Das verärgert die Schölischer. "Warum hat die Stadt die Straße dann 45 Jahre lang zerbröckeln lassen?" fragt Lutz Feldtmann. Letztmals wurde die Straße vor fast einem halben Jahrhundert saniert.

Die Instandsetzung der Schölischer Straße sei schon länger diskutiert worden, sagt Stadtbaurat Kolk. "Aber es ist nicht möglich, alle Straßen gleichzeitig zu sanieren." Als schließlich von der Landesregierung eine Zusage über Fördermittel eintraf, wurden die Sanierungspläne konkret. Der Zuschuss nützt den Anwohnern nichts. Er kommt nur der Kommune zugute, "weil es ungerecht wäre, wenn einzelne von der Landesförderung profitieren", sagt Kolk.

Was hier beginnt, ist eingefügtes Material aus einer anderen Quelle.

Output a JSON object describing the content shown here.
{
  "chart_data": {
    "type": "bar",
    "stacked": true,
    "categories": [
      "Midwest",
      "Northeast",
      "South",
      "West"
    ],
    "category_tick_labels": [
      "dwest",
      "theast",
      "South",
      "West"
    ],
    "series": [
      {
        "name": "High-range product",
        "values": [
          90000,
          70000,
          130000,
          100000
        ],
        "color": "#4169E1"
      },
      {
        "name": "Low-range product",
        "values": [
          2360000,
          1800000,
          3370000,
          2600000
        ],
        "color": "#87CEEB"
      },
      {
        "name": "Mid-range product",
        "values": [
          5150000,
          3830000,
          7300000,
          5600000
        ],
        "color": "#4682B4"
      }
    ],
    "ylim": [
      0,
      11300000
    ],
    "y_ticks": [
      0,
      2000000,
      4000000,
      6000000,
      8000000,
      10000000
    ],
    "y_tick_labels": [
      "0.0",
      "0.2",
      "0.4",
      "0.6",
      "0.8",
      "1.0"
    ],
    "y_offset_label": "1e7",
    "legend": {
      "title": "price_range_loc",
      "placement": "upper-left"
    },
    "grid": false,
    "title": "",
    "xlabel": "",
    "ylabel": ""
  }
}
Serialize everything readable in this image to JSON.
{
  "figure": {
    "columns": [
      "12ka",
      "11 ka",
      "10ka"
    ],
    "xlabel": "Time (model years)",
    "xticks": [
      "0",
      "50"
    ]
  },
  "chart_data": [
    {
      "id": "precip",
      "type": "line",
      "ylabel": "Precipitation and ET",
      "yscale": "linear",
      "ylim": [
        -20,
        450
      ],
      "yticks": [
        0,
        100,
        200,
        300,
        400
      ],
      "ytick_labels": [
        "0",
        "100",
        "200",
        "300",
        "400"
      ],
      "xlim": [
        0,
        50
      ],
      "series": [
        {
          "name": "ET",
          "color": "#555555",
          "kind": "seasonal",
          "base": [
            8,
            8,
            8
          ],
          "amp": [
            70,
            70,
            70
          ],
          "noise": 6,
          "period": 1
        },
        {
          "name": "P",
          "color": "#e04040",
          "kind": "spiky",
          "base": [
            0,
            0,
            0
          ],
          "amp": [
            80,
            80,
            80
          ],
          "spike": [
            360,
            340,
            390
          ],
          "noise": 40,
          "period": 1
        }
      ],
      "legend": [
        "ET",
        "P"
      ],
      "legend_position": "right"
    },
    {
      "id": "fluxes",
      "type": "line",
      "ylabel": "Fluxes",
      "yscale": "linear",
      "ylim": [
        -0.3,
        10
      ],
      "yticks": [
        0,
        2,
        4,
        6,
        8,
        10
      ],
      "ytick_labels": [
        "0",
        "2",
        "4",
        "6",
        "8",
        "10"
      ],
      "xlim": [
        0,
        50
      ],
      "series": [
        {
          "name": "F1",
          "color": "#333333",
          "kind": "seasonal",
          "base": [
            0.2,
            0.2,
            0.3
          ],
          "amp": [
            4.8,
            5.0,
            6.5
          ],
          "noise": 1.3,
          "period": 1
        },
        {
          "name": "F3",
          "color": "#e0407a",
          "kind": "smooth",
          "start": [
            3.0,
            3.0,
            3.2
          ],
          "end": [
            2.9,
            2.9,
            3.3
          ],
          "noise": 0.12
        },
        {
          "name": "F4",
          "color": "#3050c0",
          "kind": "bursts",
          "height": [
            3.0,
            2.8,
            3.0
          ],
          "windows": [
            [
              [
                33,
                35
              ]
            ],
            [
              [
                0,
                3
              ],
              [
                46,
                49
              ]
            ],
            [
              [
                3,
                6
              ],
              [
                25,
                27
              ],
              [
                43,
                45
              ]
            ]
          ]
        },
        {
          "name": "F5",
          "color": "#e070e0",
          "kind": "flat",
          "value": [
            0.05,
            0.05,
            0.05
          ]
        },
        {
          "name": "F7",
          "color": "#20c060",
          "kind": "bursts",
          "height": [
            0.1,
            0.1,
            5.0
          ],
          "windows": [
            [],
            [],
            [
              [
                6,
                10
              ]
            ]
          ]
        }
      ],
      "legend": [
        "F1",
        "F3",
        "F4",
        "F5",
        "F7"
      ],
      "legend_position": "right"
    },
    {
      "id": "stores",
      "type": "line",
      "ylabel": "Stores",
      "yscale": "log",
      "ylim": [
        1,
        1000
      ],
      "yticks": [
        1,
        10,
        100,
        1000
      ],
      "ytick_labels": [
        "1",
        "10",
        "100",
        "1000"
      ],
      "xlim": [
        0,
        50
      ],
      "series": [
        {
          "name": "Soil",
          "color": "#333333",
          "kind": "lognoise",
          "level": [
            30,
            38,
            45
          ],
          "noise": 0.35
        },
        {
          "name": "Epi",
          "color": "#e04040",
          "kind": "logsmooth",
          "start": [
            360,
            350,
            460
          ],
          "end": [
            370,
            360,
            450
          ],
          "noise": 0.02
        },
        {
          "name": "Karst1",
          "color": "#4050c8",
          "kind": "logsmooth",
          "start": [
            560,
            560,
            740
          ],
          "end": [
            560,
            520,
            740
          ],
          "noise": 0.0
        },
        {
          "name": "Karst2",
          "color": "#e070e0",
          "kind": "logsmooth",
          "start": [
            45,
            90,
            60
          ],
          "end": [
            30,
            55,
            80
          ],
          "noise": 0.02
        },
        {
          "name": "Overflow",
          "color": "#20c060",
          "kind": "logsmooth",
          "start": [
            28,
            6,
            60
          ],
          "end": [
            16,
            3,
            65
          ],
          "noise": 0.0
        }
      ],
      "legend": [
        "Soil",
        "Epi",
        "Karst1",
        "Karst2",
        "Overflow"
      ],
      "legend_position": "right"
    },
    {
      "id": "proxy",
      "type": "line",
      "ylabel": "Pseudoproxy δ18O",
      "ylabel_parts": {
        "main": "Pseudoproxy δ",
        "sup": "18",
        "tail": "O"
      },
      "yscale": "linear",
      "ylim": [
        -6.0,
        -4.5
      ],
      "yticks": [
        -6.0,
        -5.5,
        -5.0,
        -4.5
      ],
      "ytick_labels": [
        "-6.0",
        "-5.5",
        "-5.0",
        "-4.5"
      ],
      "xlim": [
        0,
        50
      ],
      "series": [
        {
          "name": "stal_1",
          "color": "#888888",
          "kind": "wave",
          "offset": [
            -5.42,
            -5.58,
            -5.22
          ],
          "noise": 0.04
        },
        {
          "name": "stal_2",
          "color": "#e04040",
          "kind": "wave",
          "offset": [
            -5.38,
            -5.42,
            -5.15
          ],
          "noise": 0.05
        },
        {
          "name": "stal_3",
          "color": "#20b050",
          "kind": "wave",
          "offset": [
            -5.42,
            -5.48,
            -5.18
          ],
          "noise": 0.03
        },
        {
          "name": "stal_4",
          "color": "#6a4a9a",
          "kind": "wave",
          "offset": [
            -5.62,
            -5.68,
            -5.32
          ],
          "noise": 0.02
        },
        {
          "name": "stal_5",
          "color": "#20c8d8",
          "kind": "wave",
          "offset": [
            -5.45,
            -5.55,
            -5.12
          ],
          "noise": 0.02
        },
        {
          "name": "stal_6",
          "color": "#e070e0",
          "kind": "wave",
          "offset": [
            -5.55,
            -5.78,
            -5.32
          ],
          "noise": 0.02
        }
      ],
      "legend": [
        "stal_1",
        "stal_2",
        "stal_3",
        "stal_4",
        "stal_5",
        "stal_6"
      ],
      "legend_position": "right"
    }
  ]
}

Er hat Verständnis für die Sorgen der Anwohner, glaubt aber an positive Effekte. "Eine Sanierung kann sich positiv auf den Grundstückswert auswirken." Das hält Holger Becker vom VDGN für nahezu ausgeschlossen. Er rät den Schölischern zu einer Sammelklage.

Die können sie aber erst einreichen, wenn die offiziellen Bescheide der Stadt da sind - das dauert wohl noch bis zum Spätsommer. Mindestens so lang müssen die Schölischer mit den Schlaglöchern und der Ungewissheit leben, wie teuer die Sanierung für sie wird.